Inicialmente, o primeiro decreto de Lula estabelecia a investigação de violações de direitos humanos praticadas no contexto da "repressão política" --mesma redação seguida pelo programa. Lula substituiu a expressão "repressão política" por "violações de direitos humanos", o que agradou à cúpula militar.
Outro ponto que irritou os militares ficou presente no programa, já que o novo decreto estabelece mudanças somente nos temas referentes à Comissão da Verdade. Lula não retirou do texto o item que cria uma legislação nacional proibindo que ruas, praças, monumentos e estádios tenham nomes de pessoas que praticaram crimes na ditadura.
Lula assinou hoje o novo decreto, depois da polêmica que dividiu os ministros Nelson Jobim (Defesa) e Paulo Vannuchi (Direitos Humanos). O presidente encontrou uma solução de meio-termo, que agradou aos militares, mas também não se transformou num recuo total do decreto do final do ano passado que instituiu o programa.
Jobim disse hoje que se sentiu plenamente atendido com as mudanças, mas Vannuchi ainda não se manifestou publicamente sobre as mudanças.
Projeto
O decreto cria um grupo de trabalho para elaborar, até abril deste ano, um anteprojeto de lei que cria a Comissão Nacional da Verdade.

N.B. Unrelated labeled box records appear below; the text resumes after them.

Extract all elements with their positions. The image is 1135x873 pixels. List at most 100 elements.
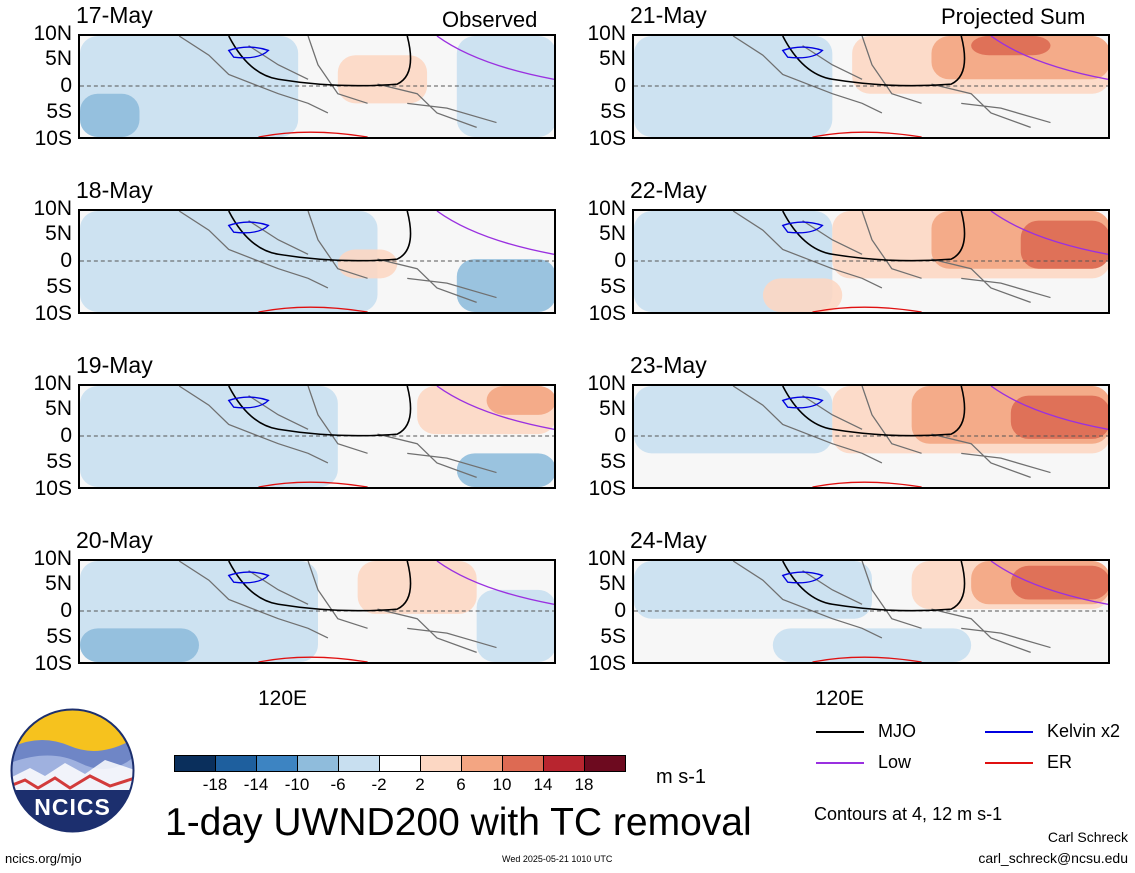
units-label: m s-1: [656, 766, 706, 788]
low-contour: [990, 561, 1108, 605]
coastline: [732, 386, 1051, 478]
wind-map: [634, 36, 1108, 137]
lat-label: 10N: [587, 197, 626, 220]
legend-label: Low: [878, 752, 912, 772]
lat-label: 10S: [34, 477, 72, 500]
colorbar-tick: 2: [415, 775, 425, 794]
mjo-contour: [782, 36, 966, 87]
colorbar-tick: -6: [330, 775, 346, 794]
timestamp: Wed 2025-05-21 1010 UTC: [502, 854, 613, 864]
lat-label: 0: [614, 599, 626, 622]
lat-label: 10S: [588, 302, 626, 325]
mjo-contour: [228, 211, 412, 262]
colorbar-bin: [584, 755, 626, 772]
coastline: [178, 386, 497, 478]
kelvin-contour: [227, 571, 270, 584]
lat-label: 5N: [45, 397, 72, 420]
kelvin-contour: [781, 396, 824, 409]
mjo-contour: [228, 386, 412, 437]
panel-date: 17-May: [76, 2, 153, 28]
lat-label: 5N: [45, 572, 72, 595]
legend-line: [985, 731, 1033, 733]
colorbar-tick: -18: [202, 775, 228, 794]
kelvin-contour: [781, 571, 824, 584]
wind-map: [80, 386, 554, 487]
lat-label: 10N: [587, 22, 626, 45]
colorbar-tick: 6: [456, 775, 466, 794]
lat-label: 5S: [600, 450, 626, 473]
panel-date: 24-May: [630, 527, 707, 553]
low-contour: [990, 36, 1108, 80]
lat-label: 0: [614, 249, 626, 272]
wind-map: [80, 36, 554, 137]
legend-line: [816, 762, 864, 764]
lat-label: 10N: [33, 547, 72, 570]
legend-label: MJO: [878, 721, 916, 741]
lat-label: 5N: [599, 397, 626, 420]
wind-map: [80, 561, 554, 662]
er-contour: [812, 481, 922, 487]
lat-label: 0: [614, 74, 626, 97]
colorbar-bin: [379, 755, 421, 772]
wind-map: [634, 386, 1108, 487]
legend-label: Kelvin x2: [1047, 721, 1121, 741]
coastline: [178, 211, 497, 303]
colorbar-bin: [174, 755, 216, 772]
ncics-logo: NCICS: [10, 708, 135, 833]
author-name: Carl Schreck: [1047, 829, 1128, 845]
colorbar-tick: 14: [533, 775, 553, 794]
colorbar-tick: -10: [284, 775, 310, 794]
low-contour: [990, 211, 1108, 255]
low-contour: [436, 561, 554, 605]
wind-map: [634, 211, 1108, 312]
obs-panel-18-May: [78, 209, 556, 314]
figure-title: 1-day UWND200 with TC removal: [165, 801, 752, 844]
proj-panel-24-May: [632, 559, 1110, 664]
lat-label: 5N: [599, 572, 626, 595]
wind-map: [80, 211, 554, 312]
er-contour: [258, 306, 368, 312]
lat-label: 10S: [588, 477, 626, 500]
mjo-contour: [782, 211, 966, 262]
proj-panel-22-May: [632, 209, 1110, 314]
colorbar-bin: [543, 755, 585, 772]
panel-date: 20-May: [76, 527, 153, 553]
coastline: [178, 36, 497, 128]
er-contour: [812, 131, 922, 137]
panel-date: 22-May: [630, 177, 707, 203]
legend-label: ER: [1047, 752, 1073, 772]
lat-label: 10S: [588, 652, 626, 675]
lat-label: 10N: [33, 372, 72, 395]
website-link[interactable]: ncics.org/mjo: [5, 851, 82, 866]
lat-label: 5S: [46, 450, 72, 473]
colorbar-bin: [461, 755, 503, 772]
lat-label: 5S: [600, 100, 626, 123]
logo-text: NCICS: [34, 794, 111, 820]
coastline: [732, 211, 1051, 303]
colorbar-tick: -14: [243, 775, 269, 794]
proj-panel-23-May: [632, 384, 1110, 489]
colorbar-tick: 10: [492, 775, 512, 794]
lat-label: 0: [60, 249, 72, 272]
lat-label: 5S: [600, 275, 626, 298]
lat-label: 5N: [599, 222, 626, 245]
colorbar-tick: -2: [371, 775, 387, 794]
low-contour: [990, 386, 1108, 430]
kelvin-contour: [781, 46, 824, 59]
lat-label: 0: [60, 74, 72, 97]
lat-label: 10S: [34, 652, 72, 675]
obs-panel-20-May: [78, 559, 556, 664]
legend-line: [816, 731, 864, 733]
author-email: carl_schreck@ncsu.edu: [978, 850, 1128, 866]
kelvin-contour: [227, 221, 270, 234]
mjo-contour: [228, 561, 412, 612]
obs-panel-19-May: [78, 384, 556, 489]
mjo-contour: [228, 36, 412, 87]
obs-panel-17-May: [78, 34, 556, 139]
lat-label: 10S: [34, 302, 72, 325]
low-contour: [436, 36, 554, 80]
lat-label: 10N: [33, 22, 72, 45]
kelvin-contour: [227, 396, 270, 409]
mjo-contour: [782, 561, 966, 612]
er-contour: [812, 656, 922, 662]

O grupo vai ser integrado por representantes da Casa Civil e Ministérios da Justiça, Defesa, Secretaria de Direitos Humanos e um representante da sociedade civil.
A comissão terá como tarefas apurar violações dos direitos humanos, dentro do previsto pela Lei de Anistia, assim como promover a "reconstrução da história" nos casos de desrespeito aos direitos humanos. Também está prevista a "promoção dos meios e recursos necessários para a localização e identificação de corpos e restos mortais de desaparecidos políticos".
Pelo decreto, a comissão ainda terá que divulgar os seus procedimentos de investigação para garantir o "esclarecimento circunstanciado de torturas, mortes e desaparecimentos". Outro ponto sugere que a comissão apresente "recomendações para promover a efetiva reconciliação nacional e prevenir no sentido da não repetição de violações de direitos humanos".
Depois que o grupo de trabalho elaborar o anteprojeto de lei, o governo terá que enviá-lo para o Congresso --que precisa aprovar o texto para que a Comissão da Verdade seja efetivamente criada.